Synopsis

Storms and other severe weather events can cause both public health and economic problems for communities and municipalities. Many severe events can result in fatalities, injuries, and property damage, and preventing such outcomes to the extent possible is a key concern.

This project involves exploring the U.S. National Oceanic and Atmospheric Administration’s (NOAA) storm database. This database tracks characteristics of major storms and weather events in the United States, including when and where they occur, as well as estimates of any fatalities, injuries, and property damage.

The goal of this project is to explore the NOAA Storm Database and answer some basic questions about severe weather events:

Data Processing

Before processing the data, first set the working directry and load the required libraries.
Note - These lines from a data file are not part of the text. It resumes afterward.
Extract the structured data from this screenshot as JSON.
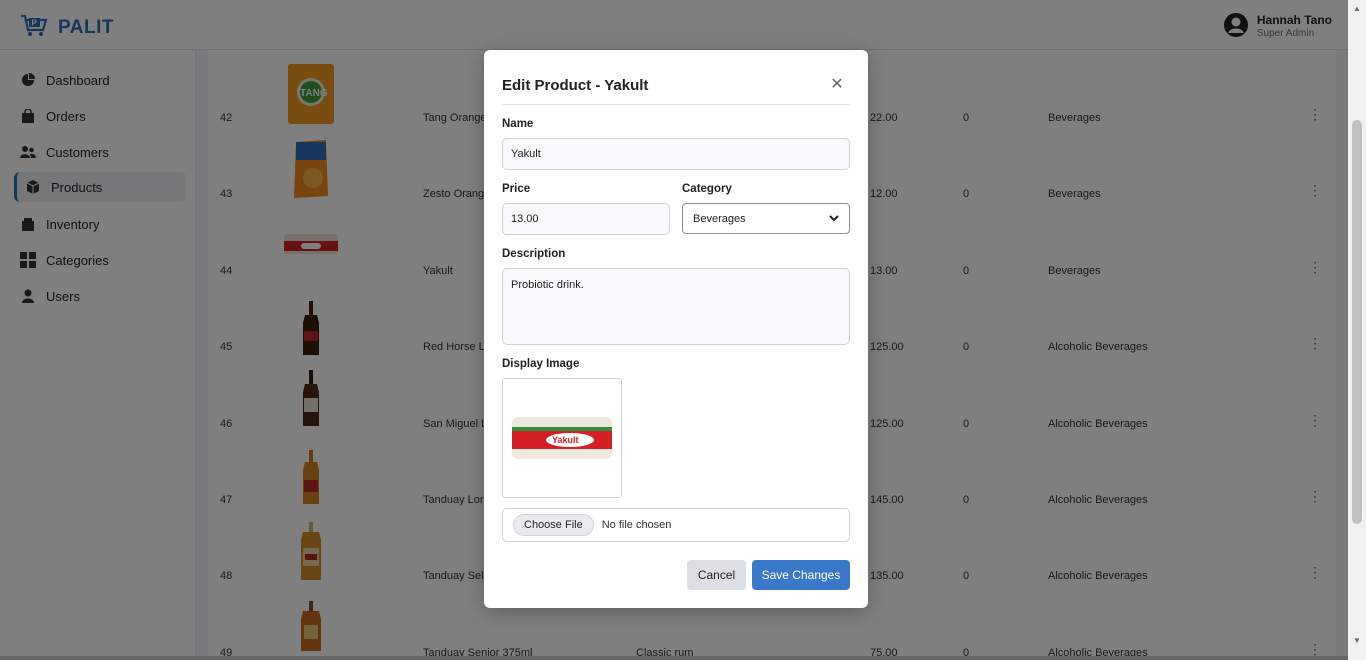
{
  "brand": {
    "name": "PALIT"
  },
  "user": {
    "name": "Hannah Tano",
    "role": "Super Admin"
  },
  "sidebar": {
    "items": [
      {
        "label": "Dashboard",
        "icon": "pie-chart-icon"
      },
      {
        "label": "Orders",
        "icon": "bag-icon"
      },
      {
        "label": "Customers",
        "icon": "users-icon"
      },
      {
        "label": "Products",
        "icon": "box-icon",
        "active": true
      },
      {
        "label": "Inventory",
        "icon": "inventory-icon"
      },
      {
        "label": "Categories",
        "icon": "grid-icon"
      },
      {
        "label": "Users",
        "icon": "user-icon"
      }
    ]
  },
  "table": {
    "rows": [
      {
        "id": "42",
        "name": "Tang Orange",
        "price": "22.00",
        "stock": "0",
        "category": "Beverages"
      },
      {
        "id": "43",
        "name": "Zesto Orange",
        "price": "12.00",
        "stock": "0",
        "category": "Beverages"
      },
      {
        "id": "44",
        "name": "Yakult",
        "price": "13.00",
        "stock": "0",
        "category": "Beverages"
      },
      {
        "id": "45",
        "name": "Red Horse Lit",
        "price": "125.00",
        "stock": "0",
        "category": "Alcoholic Beverages"
      },
      {
        "id": "46",
        "name": "San Miguel Li",
        "price": "125.00",
        "stock": "0",
        "category": "Alcoholic Beverages"
      },
      {
        "id": "47",
        "name": "Tanduay Long",
        "price": "145.00",
        "stock": "0",
        "category": "Alcoholic Beverages"
      },
      {
        "id": "48",
        "name": "Tanduay Sele",
        "price": "135.00",
        "stock": "0",
        "category": "Alcoholic Beverages"
      },
      {
        "id": "49",
        "name": "Tanduay Senior 375ml",
        "description": "Classic rum",
        "price": "75.00",
        "stock": "0",
        "category": "Alcoholic Beverages"
      }
    ]
  },
  "modal": {
    "title": "Edit Product - Yakult",
    "name_label": "Name",
    "name_value": "Yakult",
    "price_label": "Price",
    "price_value": "13.00",
    "category_label": "Category",
    "category_value": "Beverages",
    "description_label": "Description",
    "description_value": "Probiotic drink.",
    "image_label": "Display Image",
    "image_logo_text": "Yakult",
    "file_button": "Choose File",
    "file_status": "No file chosen",
    "cancel_label": "Cancel",
    "save_label": "Save Changes"
  },
  "colors": {
    "accent": "#2f6cb3",
    "save": "#3a78c9"
  }
}
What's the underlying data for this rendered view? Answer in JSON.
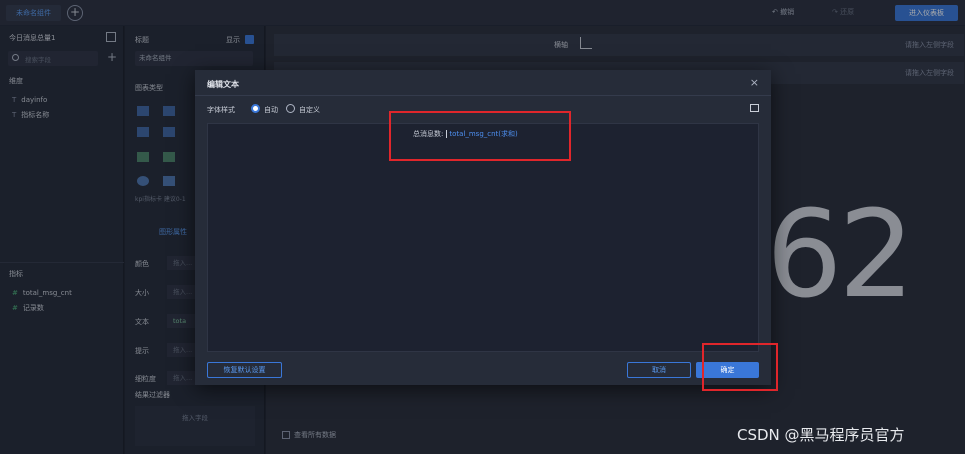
{
  "topbar": {
    "tab": "未命名组件",
    "add_tab": "+",
    "undo": "撤销",
    "redo": "还原",
    "enter_dashboard": "进入仪表板"
  },
  "left_panel": {
    "dataset_title": "今日消息总量1",
    "search_placeholder": "搜索字段",
    "add_field": "+",
    "dimension_label": "维度",
    "dimensions": [
      {
        "type": "T",
        "name": "dayinfo"
      },
      {
        "type": "T",
        "name": "指标名称"
      }
    ],
    "handle": "...",
    "metric_label": "指标",
    "metrics": [
      {
        "type": "#",
        "name": "total_msg_cnt"
      },
      {
        "type": "#",
        "name": "记录数"
      }
    ]
  },
  "config_panel": {
    "title_label": "标题",
    "show_label": "显示",
    "title_value": "未命名组件",
    "chart_type_label": "图表类型",
    "chart_hint": "kpi指标卡 建议0-1",
    "tab_label": "图形属性",
    "rows": [
      {
        "label": "颜色",
        "drop": "拖入..."
      },
      {
        "label": "大小",
        "drop": "拖入..."
      },
      {
        "label": "文本",
        "drop": "tota"
      },
      {
        "label": "提示",
        "drop": "拖入..."
      },
      {
        "label": "细粒度",
        "drop": "拖入..."
      }
    ],
    "filter_label": "结果过滤器",
    "filter_drop": "拖入字段"
  },
  "canvas": {
    "row1_label": "横轴",
    "row_hint": "请拖入左侧字段",
    "big_number": "62",
    "show_all_data": "查看所有数据"
  },
  "modal": {
    "title": "编辑文本",
    "close": "×",
    "font_style_label": "字体样式",
    "radio_auto": "自动",
    "radio_custom": "自定义",
    "editor_prefix": "总消息数:",
    "editor_tag": "total_msg_cnt(求和)",
    "reset_button": "恢复默认设置",
    "cancel_button": "取消",
    "ok_button": "确定"
  },
  "watermark": "CSDN @黑马程序员官方",
  "colors": {
    "accent": "#3a77d8",
    "highlight": "#e0262b",
    "background": "#1f2430"
  }
}
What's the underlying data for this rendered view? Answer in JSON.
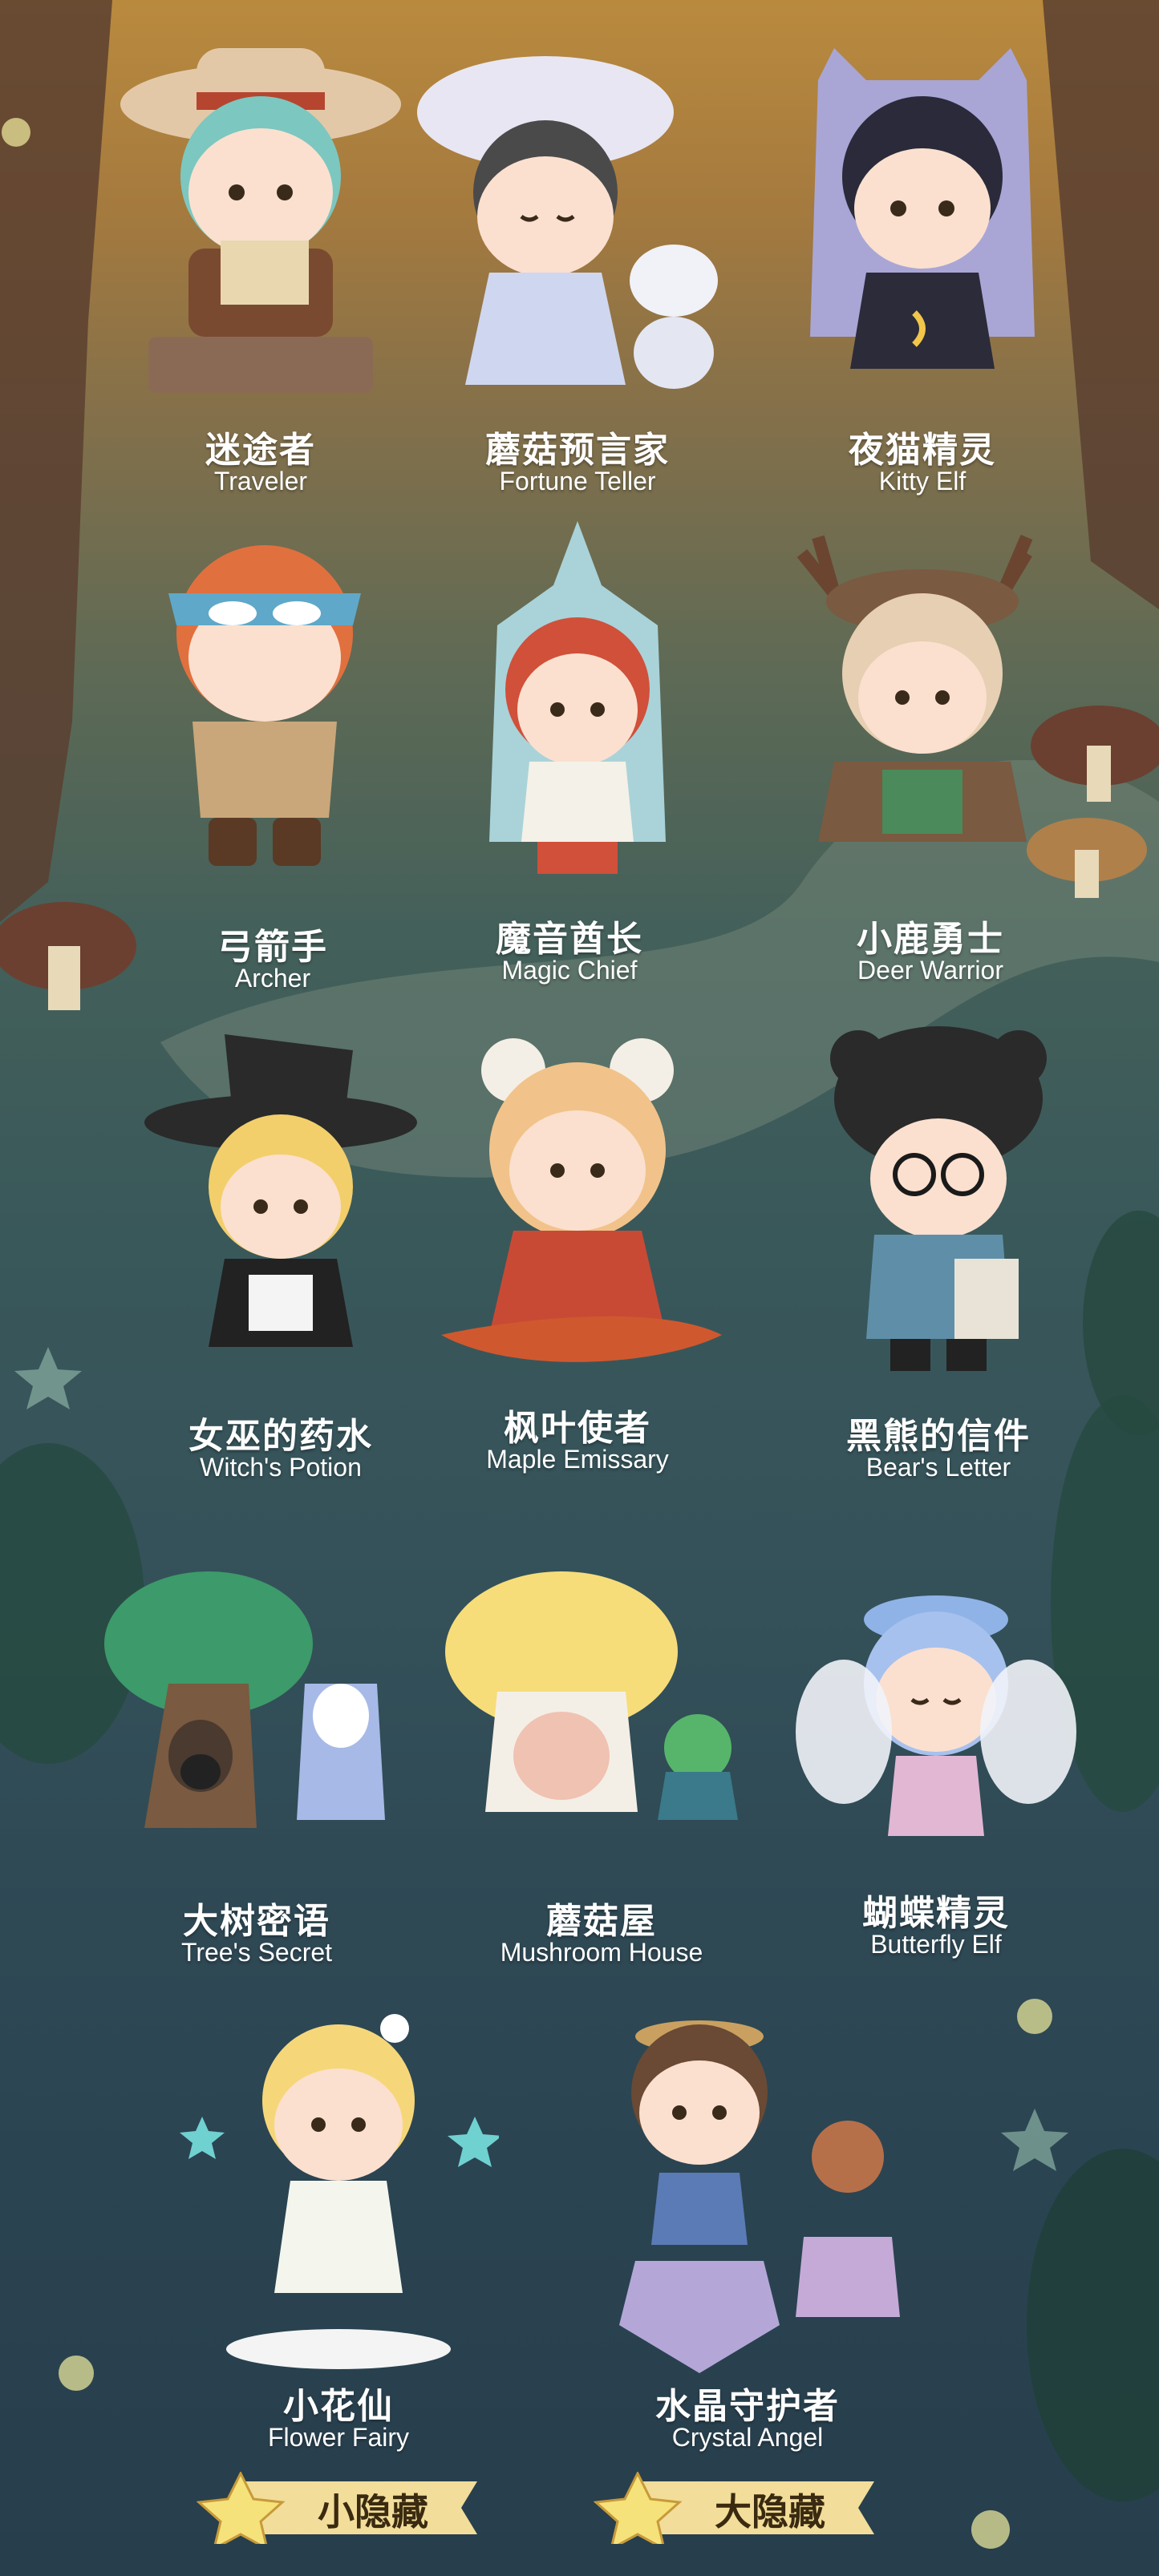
{
  "theme": {
    "label_color": "#ffffff",
    "badge_color": "#f2dd9a",
    "badge_star_color": "#f6e27a"
  },
  "figures": [
    {
      "cn": "迷途者",
      "en": "Traveler",
      "icon": "traveler-figure-icon"
    },
    {
      "cn": "蘑菇预言家",
      "en": "Fortune Teller",
      "icon": "fortune-teller-figure-icon"
    },
    {
      "cn": "夜猫精灵",
      "en": "Kitty Elf",
      "icon": "kitty-elf-figure-icon"
    },
    {
      "cn": "弓箭手",
      "en": "Archer",
      "icon": "archer-figure-icon"
    },
    {
      "cn": "魔音酋长",
      "en": "Magic Chief",
      "icon": "magic-chief-figure-icon"
    },
    {
      "cn": "小鹿勇士",
      "en": "Deer Warrior",
      "icon": "deer-warrior-figure-icon"
    },
    {
      "cn": "女巫的药水",
      "en": "Witch's Potion",
      "icon": "witch-potion-figure-icon"
    },
    {
      "cn": "枫叶使者",
      "en": "Maple Emissary",
      "icon": "maple-emissary-figure-icon"
    },
    {
      "cn": "黑熊的信件",
      "en": "Bear's Letter",
      "icon": "bear-letter-figure-icon"
    },
    {
      "cn": "大树密语",
      "en": "Tree's Secret",
      "icon": "tree-secret-figure-icon"
    },
    {
      "cn": "蘑菇屋",
      "en": "Mushroom House",
      "icon": "mushroom-house-figure-icon"
    },
    {
      "cn": "蝴蝶精灵",
      "en": "Butterfly Elf",
      "icon": "butterfly-elf-figure-icon"
    },
    {
      "cn": "小花仙",
      "en": "Flower Fairy",
      "icon": "flower-fairy-figure-icon"
    },
    {
      "cn": "水晶守护者",
      "en": "Crystal Angel",
      "icon": "crystal-angel-figure-icon"
    }
  ],
  "badges": {
    "small_secret": "小隐藏",
    "big_secret": "大隐藏"
  }
}
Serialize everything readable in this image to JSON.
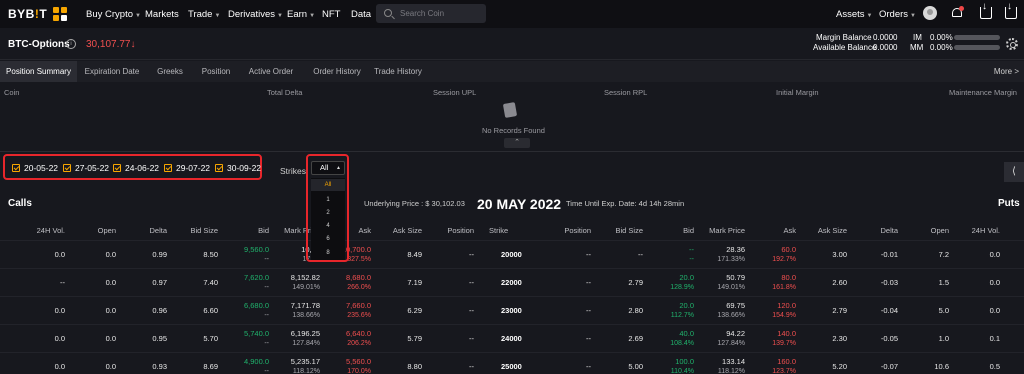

setwd("~/Documents/Coursera/Assignments/RepData_PeerAssessment2")

library(lubridate)
library(stringr)
library(quantmod)
## Loading required package: xts
## Loading required package: zoo
## 
## Attaching package: 'zoo'
## 
## The following objects are masked from 'package:base':
## 
##     as.Date, as.Date.numeric
## 
## Loading required package: TTR
## Version 0.4-0 included new data defaults. See ?getSymbols.
library(reshape2)
library(lattice)
library(R.utils)
## Loading required package: R.oo
## Loading required package: R.methodsS3
## R.methodsS3 v1.6.1 (2014-01-04) successfully loaded. See ?R.methodsS3 for help.
## R.oo v1.18.0 (2014-02-22) successfully loaded. See ?R.oo for help.
## 
## Attaching package: 'R.oo'
## 
## The following objects are masked from 'package:methods':
## 
##     getClasses, getMethods
## 
## The following objects are masked from 'package:base':
## 
##     attach, detach, gc, load, save
## 
## R.utils v1.34.0 (2014-10-07) successfully loaded. See ?R.utils for help.
## 
## Attaching package: 'R.utils'
## 
## The following object is masked from 'package:utils':
## 
##     timestamp
## 
## The following objects are masked from 'package:base':
## 
##     cat, commandArgs, getOption, inherits, isOpen, parse, warnings

The data for this assignment come in the form of a comma-separated-value file compressed via the bzip2 algorithm to reduce its size.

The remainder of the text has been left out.